A campanha de financiamento coletivo tem o objetivo de arrecadar alimentos em cestas básicas para entregar a 222.895 famílias em todas as regiões do Brasil, que foram mapeadas pelas organizações e redes que coordenam a ação. As doações serão revertidas em alimentos, produtos de higiene e produtos de limpeza.
Por meio da ação permanente nos territórios onde as organizações da Coalizão Negra atuam, a ideia é também estimular a formação de mutirões de solidariedade, grupos de pessoas dispostas a atuar na entrega das cestas básicas, de EPIs e material de higiene, na organização e acompanhamento das famílias para locomoção de idosos para vacinação, mobilização para defesa e conscientização sobre lockdown e mobilização para incidência política local junto aos poderes constituídos, poderes públicos e instituições locais.
A finalidade é alcançar os mais diversos setores da sociedade brasileira capazes de colaborar com a manutenção de condições mínimas de saúde e alimentação de pessoas em situação de vulnerabilidade. Com a piora dos casos do coronavírus no país, mais de 278 mil mortes, ultrapassando 11 milhões de infectados e as consequências da pandemia atingindo cada vez mais a população negra e periférica, a questão da fome se tornou emergencial.
Após décadas, o Brasil está no caminho de voltar a integrar o mapa mundial da fome. São mais de 39 milhões de pessoas vivendo na miséria, 14 milhões em situação de extrema pobreza e 14 milhões desempregadas, segundo os dados de 2020 do Instituto Brasileiro de Geografia e Estatística (IBGE) e do Ministério da Cidadania.

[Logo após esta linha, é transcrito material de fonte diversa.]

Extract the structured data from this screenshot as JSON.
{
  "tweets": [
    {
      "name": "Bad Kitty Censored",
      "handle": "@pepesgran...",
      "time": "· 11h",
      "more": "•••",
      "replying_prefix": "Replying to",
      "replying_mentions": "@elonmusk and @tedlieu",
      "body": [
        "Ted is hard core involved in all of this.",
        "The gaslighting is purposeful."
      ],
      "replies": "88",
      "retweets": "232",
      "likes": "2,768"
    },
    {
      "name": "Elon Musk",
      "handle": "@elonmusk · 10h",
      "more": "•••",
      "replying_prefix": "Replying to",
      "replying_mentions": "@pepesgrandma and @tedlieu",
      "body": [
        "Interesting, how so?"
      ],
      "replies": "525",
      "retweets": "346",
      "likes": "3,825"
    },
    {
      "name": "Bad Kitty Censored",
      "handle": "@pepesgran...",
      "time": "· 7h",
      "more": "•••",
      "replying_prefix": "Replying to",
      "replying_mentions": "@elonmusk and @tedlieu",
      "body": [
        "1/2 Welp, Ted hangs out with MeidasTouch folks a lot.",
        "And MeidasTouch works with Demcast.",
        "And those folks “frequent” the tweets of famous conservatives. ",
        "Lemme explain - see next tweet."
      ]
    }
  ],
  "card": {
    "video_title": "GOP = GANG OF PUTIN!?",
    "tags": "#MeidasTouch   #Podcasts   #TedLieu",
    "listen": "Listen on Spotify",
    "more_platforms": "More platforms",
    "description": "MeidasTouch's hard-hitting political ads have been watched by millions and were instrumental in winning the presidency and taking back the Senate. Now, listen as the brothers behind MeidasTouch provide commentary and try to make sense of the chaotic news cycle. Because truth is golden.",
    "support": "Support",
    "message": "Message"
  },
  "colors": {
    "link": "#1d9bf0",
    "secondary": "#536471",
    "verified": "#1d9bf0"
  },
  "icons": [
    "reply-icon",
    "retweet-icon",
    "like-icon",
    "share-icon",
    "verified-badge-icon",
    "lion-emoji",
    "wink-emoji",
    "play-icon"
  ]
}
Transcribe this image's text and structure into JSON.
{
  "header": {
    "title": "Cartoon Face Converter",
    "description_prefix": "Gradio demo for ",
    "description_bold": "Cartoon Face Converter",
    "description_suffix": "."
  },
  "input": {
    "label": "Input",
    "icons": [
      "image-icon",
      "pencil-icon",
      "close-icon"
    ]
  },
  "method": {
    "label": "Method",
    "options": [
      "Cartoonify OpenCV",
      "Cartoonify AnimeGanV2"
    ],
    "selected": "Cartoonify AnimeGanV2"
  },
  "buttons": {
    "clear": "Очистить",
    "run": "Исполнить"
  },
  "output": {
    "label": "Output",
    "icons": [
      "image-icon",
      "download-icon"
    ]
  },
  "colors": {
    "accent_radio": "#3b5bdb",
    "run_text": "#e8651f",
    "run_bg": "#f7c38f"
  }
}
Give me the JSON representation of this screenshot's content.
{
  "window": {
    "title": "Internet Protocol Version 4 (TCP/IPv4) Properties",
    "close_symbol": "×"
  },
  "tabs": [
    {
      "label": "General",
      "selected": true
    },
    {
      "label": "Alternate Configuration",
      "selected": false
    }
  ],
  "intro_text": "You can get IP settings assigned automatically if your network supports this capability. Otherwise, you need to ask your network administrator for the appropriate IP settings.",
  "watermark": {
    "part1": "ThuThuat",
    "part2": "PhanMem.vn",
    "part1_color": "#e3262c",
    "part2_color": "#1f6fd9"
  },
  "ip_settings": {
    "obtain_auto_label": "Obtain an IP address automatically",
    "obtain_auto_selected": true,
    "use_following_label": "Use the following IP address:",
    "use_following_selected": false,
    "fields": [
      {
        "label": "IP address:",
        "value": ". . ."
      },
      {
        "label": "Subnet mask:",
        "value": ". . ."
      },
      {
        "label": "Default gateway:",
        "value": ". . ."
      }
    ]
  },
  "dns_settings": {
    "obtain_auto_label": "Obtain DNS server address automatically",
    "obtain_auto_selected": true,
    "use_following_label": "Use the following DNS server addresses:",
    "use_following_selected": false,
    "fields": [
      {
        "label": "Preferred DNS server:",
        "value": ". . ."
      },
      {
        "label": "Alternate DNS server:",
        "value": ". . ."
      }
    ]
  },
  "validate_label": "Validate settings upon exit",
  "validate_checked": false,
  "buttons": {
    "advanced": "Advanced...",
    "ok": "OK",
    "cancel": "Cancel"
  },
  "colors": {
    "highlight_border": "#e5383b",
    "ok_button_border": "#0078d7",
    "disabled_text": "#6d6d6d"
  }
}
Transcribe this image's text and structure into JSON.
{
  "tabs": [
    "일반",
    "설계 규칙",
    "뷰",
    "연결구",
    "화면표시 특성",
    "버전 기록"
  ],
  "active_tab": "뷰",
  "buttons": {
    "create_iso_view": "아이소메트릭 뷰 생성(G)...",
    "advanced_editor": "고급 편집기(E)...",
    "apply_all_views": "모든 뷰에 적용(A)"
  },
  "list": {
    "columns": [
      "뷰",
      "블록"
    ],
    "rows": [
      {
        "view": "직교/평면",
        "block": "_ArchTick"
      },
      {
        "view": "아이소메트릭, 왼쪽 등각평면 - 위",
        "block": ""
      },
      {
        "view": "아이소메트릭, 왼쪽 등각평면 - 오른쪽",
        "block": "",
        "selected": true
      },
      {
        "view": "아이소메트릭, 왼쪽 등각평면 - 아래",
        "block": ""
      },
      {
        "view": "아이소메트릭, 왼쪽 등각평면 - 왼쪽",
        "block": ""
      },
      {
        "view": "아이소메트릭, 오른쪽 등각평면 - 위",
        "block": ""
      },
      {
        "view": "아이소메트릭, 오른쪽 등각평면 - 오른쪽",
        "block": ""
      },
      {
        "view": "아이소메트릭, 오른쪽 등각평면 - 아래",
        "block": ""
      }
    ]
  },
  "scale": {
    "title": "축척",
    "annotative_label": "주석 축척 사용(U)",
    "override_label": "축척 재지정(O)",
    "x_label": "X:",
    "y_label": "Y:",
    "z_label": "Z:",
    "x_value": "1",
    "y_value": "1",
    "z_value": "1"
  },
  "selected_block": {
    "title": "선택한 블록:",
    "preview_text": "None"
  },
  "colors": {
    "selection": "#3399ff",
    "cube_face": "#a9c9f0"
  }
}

Além das mais de 200 organizações, coletivos e entidades do movimento negro que compõem a Coalizão Negra Por Direitos, o movimento global Anistia Internacional, o grupo 342 Artes, a Associação Brasileira de Combate às Desigualdades (ABCD), a organização Oxfam Brasil, a instituição Redes da Maré, o Instituto Ethos, a rede de ativismo Nossas, a plataforma Orgânico Solidário e o Grupo Prerrogativas que constroem a campanha, artistas como Camila Pitanga, Antonio Pitanga, Zeca Pagodinho, Emicida, Zezé Motta, Ailton Graça, Tulipa Ruiz, Alzira Espíndola, o escritor Milton Hatoum, a chefe de cozinha Bel Coelho, o líder indígena Ailton Krenak, as filósofas Sueli Carneiro, Cida Bento e Djamila Ribeiro e a jornalista Flávia Oliveira também apoiam a iniciativa.
O nome da campanha é inspirado no poema “Tem gente com fome”, do pernambucano Solano Trindade, poeta, escritor, teatrólogo, cineasta, artista plástico e militante histórico do movimento negro brasileiro que nos deixou em 1974. “Tantas caras tristes querendo chegar em algum destino, em algum lugar. Se tem gente com fome, dá de comer”, diz um trecho.
De acordo com os organizadores, a iniciativa não se trata de um trabalho de distribuição aleatória de cestas básicas e sim do apoio a territórios onde há trabalho de base, onde há mobilização de luta por direitos humanos, lideranças organizadas e articuladas em redes de lutas sociais em todo o país. Garantir apoio para esse universo é uma forma de fortalecer o trabalho no campo dos direitos humanos, da organização popular, do movimento negro e de favelas; alimentar condições e esperança as iniciativas coletivas e comunitárias, as lideranças locais, que são o contingente de defensores de direitos sociais dispostos a ajudar o Brasil a atravessar esse período de crise.